Bu sanat anlayışı asla Âkif'in kabul edebileceği bir anlayış değildi. Falih Rıfkı Atay, Darülfünun Edebiyat Fakültesi'nde hocası olan Âkif'in sınıfta "Mânâsız şeyler bunlar.. Boş lâflar bunlar!" diye yeni şiirlere "söv"düğünü iddia ederek ona Hâşim'in dört mısraını anlatmak için çok uğraştığını söyler. Hakikaten Âkif gibi cemiyetçi ve "Hayır, hayâl ile yoktur benim alışverişim" diyen bir şairin, ölüm-kalım mücadelesinin verildiği bir devirde Hâşim'i anlayıp hoş karşılaması mümkün değildi. Millî Mücadele'nin başladığı sıralarda gittiği Balıkesir'de Muallim Mektebi'ni gezerken, öğrencilerden birinin "Sanat sanat içindir" görüşü hakkında ne düşündüğü yolundaki sorusundan çok rahatsız olmuş, ısrar edilince, kendi sanat anlayışını Emile Zola'nın Meyhane, Alphonse Daudet'nin de Sapho adlı romanlarını hatırlatarak bu romanlarda sosyal problemlerin bir fotoğraf makinesi sadakatiyle nasıl tasvir edildiğinden söz etmişti.

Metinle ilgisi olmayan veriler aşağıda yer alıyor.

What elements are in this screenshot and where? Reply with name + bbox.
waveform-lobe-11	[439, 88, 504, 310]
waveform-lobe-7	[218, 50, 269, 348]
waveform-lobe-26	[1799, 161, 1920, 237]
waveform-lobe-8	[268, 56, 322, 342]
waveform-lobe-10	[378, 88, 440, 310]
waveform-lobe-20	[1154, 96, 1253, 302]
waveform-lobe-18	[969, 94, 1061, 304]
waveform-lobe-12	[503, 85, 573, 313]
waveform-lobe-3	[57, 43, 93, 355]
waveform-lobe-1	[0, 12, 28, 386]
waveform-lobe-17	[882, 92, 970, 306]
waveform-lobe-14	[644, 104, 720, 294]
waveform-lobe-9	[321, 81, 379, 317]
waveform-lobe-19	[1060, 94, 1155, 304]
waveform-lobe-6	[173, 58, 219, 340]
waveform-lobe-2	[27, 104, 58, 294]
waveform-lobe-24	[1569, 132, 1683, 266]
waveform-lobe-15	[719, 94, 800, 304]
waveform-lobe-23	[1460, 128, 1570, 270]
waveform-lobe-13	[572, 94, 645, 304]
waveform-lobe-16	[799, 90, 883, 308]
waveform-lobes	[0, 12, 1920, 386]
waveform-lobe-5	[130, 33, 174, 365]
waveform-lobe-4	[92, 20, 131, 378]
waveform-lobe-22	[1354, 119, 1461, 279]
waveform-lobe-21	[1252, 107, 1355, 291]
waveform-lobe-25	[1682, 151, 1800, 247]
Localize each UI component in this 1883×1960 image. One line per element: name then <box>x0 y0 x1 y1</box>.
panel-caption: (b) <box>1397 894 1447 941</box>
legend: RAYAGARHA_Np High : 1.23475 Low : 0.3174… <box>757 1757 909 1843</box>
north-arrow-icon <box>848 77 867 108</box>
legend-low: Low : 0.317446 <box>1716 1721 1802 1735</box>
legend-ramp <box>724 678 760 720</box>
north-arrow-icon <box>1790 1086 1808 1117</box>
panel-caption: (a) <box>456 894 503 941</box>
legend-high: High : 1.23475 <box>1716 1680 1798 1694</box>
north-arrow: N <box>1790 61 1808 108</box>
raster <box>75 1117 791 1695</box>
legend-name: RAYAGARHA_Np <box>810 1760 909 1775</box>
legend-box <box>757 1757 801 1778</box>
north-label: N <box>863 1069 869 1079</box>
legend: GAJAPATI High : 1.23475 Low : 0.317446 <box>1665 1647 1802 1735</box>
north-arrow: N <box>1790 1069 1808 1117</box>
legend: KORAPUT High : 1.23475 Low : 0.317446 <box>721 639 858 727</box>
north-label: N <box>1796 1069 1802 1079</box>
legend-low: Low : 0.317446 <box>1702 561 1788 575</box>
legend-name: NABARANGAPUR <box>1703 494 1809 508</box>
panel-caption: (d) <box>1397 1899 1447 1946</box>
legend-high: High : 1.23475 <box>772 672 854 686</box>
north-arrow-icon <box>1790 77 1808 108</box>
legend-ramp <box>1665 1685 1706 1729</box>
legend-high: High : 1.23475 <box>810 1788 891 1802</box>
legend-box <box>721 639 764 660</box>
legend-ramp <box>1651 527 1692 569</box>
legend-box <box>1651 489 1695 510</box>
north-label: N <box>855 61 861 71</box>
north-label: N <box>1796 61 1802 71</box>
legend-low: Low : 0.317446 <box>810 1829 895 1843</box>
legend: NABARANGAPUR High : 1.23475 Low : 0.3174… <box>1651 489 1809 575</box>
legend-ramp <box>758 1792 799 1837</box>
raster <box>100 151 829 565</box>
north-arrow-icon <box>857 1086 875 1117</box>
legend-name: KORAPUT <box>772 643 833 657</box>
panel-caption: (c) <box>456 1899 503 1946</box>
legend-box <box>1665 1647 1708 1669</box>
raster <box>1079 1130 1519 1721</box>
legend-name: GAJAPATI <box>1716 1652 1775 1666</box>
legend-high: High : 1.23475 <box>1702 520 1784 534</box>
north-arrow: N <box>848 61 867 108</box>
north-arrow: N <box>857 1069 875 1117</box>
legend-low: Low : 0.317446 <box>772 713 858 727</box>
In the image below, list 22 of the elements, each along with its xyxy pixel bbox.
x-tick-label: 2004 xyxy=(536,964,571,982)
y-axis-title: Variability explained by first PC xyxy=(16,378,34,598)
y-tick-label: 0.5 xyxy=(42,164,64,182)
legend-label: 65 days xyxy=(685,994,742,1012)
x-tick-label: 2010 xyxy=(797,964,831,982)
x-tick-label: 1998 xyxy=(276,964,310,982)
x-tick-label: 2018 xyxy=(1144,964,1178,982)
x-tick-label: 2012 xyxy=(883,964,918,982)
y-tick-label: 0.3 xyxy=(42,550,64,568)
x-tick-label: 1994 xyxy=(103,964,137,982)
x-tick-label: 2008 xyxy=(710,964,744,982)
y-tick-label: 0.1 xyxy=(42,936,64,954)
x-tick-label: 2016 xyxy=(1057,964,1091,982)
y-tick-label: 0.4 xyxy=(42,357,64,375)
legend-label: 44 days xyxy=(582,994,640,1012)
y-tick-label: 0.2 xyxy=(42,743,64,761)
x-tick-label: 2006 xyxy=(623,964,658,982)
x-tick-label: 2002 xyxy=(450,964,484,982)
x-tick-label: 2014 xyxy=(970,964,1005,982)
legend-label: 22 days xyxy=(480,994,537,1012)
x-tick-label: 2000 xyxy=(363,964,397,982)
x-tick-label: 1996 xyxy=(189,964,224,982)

Ahmet Hâşim'e göre bir gerçek dünya vardı, bir de sanatın "yalan dünya"sı. Âkif ise, sanatın görevinin yeni bir dünya yaratmak değil, gerçek dünyayı hiç değiştirmeden anlatmak olduğunu düşünüyordu; sanatın ona göre üç esası vardı: "Hayat, hakikat, müşahede". Birbirine taban tabana zıt, hatta birbirine düşman iki sanat anlayışı...
Doğrusunu söylemek gerekirse, Âkif, nazmın vezin ve kafiyeden kaynaklanan âhengini fikirlerini daha etkili kılmak için bir çeşit araç olarak kullanıyordu. Aynı şey, çağdaşı Tevfik Fikret için de söylenebilir. Fikret'te ve Nâzım Hikmet'te hoş görülen bir anlayışı Âkif'te kusur olarak görmek haksızlıktır. Âkif'in bir kavgası, kendine has fikirleri, hem topluma, hem de çözüm olarak öne sürülen bazı fikirlere ve ideolojilere yönelik eleştirileri vardı; bunları mümkün olduğu kadar geniş kitlelere ulaştırmak istiyor ve elbette kitleler tarafından sevilen bir ifade tarzını tercih ediyordu. Safahat'ta, çöküş devrinin bütünün meseleleri dile getirilmiş ve tartışılmıştır.
Peki Âkif'in yazdıkları şiir değil mi? Dünyanın en katı gerçeklerini, en çirkin görüntülerini bile tasvir ederken sanatçı duyarlığıyla yaklaşıyor, onu farklı bir bakış açısıyla görüyor, gösteriyor, onu anlatırken en etkili kareyi seçebiliyor, çerçeveleyebiliyorsanız, sanat yapmış olursunuz. Âkif sanatta hayalin yerini inkâr ettiği için değil, mevcut şartların müsait olmadığını ifade etmek maksadıyla hayal ile alışverişinin olmadığını söylüyor, bunca acı yaşanırken "O Belde"ye kaçmayı sorumsuzluk olarak görüyordu. Zaman zaman "Dili yok kalbimin ondan ne kadar bîzârım" diye çırpınması, kepenklerini kapadığı iç dünyasında kaynayıp coşan saf şiirin bulabildiği boşluklardan kendini dışa vurmasıdır.
Şunu unutmamak gerekir ki, Âkif, şair olduğu kadar ahlâkçıydı da. Safahat'ı Safahat yapan onun bu ahlâkçı tarafıdır. Altıncı kitapta, yani Âsım'da, Köse İmam'ın ağzından söylediği, "Zulmü alkışlayamam, zalimi asla övemem" mısraıyla başlayan ünlü "tirad", onun şahsiyetini ve Safahat'ı anlamak için bir anahtar olarak kullanılabilir.
Ben Âkif'in büyük şair olduğundan hiç kuşku duymadım ve hep şunu merak ettim: Tarihimizin en acılı zamanlarında değil de, ihtişamlı devirlerinde yaşasaydı acaba nasıl şiirler yazardı?